The warm temperature was already climbing early the morning of July 6, when about two dozen men, women and children of the church met at Jeff Gebhardt’s sweet corn patch and quickly had two pick-up beds over-flowing with ears of sweet corn. From there, the ears were delivered to the Rob Rice Farm where another couple dozen or so willing workers, ages four to eighty-four, spent the day shucking, cooking, cutting and bagging the sweet kernels. The lively chatter and serious effort was only halted at noon when the Rice family provided a sizzling bar-be-que complemented by scrumptious side dishes contributed by the volunteer labor force. Immediately after processing, the cut-corn was trucked to Shepherd Farms where Dan and Jan Shepherd had a freezer waiting for the corn to be “quick-frozen”. Five days later the gathering at Gebhardt’s was repeated, only this time 1500 ears were cold-packed and loaded in a trailer where freezers were filled with the processed kernels. Several members accompanied the delivery as Rob and Mitch Rice made the five-hour trek through the winding highways of the Ozark mountains to Golden, just this side of the Arkansas state line, where KAA staff (inner-city adult leaders) were waiting to help them husk the golden ears.
This event marked the third consecutive year of “sweet corn harvest” provided by the church. The “seed” was originally sown by Gebhardt after his family volunteered at KAA several years ago and he realized the difference made in taking an inner-city kid out of the concrete and often harsh environment to the loving, life-giving youth camp located in the scenic South Missouri countryside where Christian values are taught as campers sharpen their athletic skills.
“We’ve always sponsored children at camp but with the recent struggles in the inner cities, the corn is a way we felt we could make a personal impact, letting the kids know that someone in rural America does care about them. When I checked with the camp’s dietary director, Julie Novak, she said that all their vegetables come frozen, so we decided to go with the idea and give the fresh corn to them.” Gebhardt said.
Since then, Gebhardt has set aside an acre for Kid’s Across America’s sweet corn, a taste of Missouri’s agriculture for city kids, few who have any idea of how their food is grown.
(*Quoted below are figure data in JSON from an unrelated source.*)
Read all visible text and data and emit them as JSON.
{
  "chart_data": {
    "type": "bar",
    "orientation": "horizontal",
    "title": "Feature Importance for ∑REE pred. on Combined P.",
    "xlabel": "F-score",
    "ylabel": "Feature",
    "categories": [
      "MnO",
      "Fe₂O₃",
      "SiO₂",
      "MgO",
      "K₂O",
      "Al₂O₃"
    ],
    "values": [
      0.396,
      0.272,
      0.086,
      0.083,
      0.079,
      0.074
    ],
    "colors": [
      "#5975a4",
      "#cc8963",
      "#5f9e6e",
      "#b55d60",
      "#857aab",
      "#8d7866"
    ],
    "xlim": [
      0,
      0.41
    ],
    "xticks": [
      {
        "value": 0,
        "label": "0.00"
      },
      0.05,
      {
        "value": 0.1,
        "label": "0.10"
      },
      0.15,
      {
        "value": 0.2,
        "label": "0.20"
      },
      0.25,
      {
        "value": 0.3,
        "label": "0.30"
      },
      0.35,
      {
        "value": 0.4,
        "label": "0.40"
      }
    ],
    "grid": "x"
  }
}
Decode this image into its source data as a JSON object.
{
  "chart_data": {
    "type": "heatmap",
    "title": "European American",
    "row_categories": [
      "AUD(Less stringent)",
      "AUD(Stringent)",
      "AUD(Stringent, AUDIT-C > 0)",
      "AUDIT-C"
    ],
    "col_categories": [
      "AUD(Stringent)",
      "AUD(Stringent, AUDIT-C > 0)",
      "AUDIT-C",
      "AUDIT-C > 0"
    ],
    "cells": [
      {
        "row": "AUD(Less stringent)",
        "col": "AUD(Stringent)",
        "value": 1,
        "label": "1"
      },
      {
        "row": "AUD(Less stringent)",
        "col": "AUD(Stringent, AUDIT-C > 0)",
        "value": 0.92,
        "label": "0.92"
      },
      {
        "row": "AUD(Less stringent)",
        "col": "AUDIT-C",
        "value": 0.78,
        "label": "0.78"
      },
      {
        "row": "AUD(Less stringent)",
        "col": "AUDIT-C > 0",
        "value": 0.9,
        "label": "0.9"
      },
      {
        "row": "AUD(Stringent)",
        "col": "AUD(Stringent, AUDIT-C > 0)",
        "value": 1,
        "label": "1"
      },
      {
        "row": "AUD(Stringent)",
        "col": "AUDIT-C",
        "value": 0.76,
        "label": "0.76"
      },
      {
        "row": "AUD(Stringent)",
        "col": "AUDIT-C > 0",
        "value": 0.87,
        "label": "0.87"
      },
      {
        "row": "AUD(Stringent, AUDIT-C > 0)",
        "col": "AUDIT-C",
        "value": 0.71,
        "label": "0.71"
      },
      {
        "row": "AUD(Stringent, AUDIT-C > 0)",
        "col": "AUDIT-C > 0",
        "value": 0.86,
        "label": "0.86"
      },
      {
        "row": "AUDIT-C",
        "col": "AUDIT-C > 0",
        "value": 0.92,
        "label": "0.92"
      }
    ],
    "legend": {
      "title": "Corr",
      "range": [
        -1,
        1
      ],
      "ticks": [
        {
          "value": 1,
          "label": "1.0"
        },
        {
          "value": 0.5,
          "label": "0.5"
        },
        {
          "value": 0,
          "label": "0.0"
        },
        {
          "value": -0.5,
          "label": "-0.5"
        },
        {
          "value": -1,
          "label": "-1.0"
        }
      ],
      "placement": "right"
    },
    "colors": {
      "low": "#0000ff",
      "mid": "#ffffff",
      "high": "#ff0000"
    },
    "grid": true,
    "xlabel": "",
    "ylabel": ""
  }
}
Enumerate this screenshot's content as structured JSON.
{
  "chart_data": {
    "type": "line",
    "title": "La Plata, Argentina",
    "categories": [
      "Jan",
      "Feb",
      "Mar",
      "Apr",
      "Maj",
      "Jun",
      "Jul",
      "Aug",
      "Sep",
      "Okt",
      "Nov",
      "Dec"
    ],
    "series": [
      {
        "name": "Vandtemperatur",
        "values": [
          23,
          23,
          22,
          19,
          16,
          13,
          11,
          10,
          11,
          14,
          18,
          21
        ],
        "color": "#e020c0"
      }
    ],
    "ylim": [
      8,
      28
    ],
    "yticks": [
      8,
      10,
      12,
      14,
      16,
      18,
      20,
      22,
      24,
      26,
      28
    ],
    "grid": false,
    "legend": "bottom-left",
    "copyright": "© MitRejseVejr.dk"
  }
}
While teaching the young staff how to husk the sweet packages loaded with nutrients that promote healthy vision, B vitamins, iron and potassium, Gebhardt explained why the difficult-to-remove corn silks are necessary, ultimately giving the Creator the glory for His creation.
Although north central Missouri, where Salisbury is located, has experienced severe drought conditions this growing season, Gebhardt noted that the rows of corn that he was unable to irrigate actually produced more and larger ears than the irrigated rows, another indication of God’s provision for His children.
Kids Across America’s mission is “To build Christian leaders by encouraging, equipping and empowering urban youth and their mentors through camping and education.” Their vision is “Transforming urban youth to impact their communities for Christ.”
“We pray that our service has had a godly influence on these kids. We know it has impacted our church as we love and serve Jesus by loving and serving those He came to save,” said Rev. Mike Quinn who serves as pastor of the 270-member church.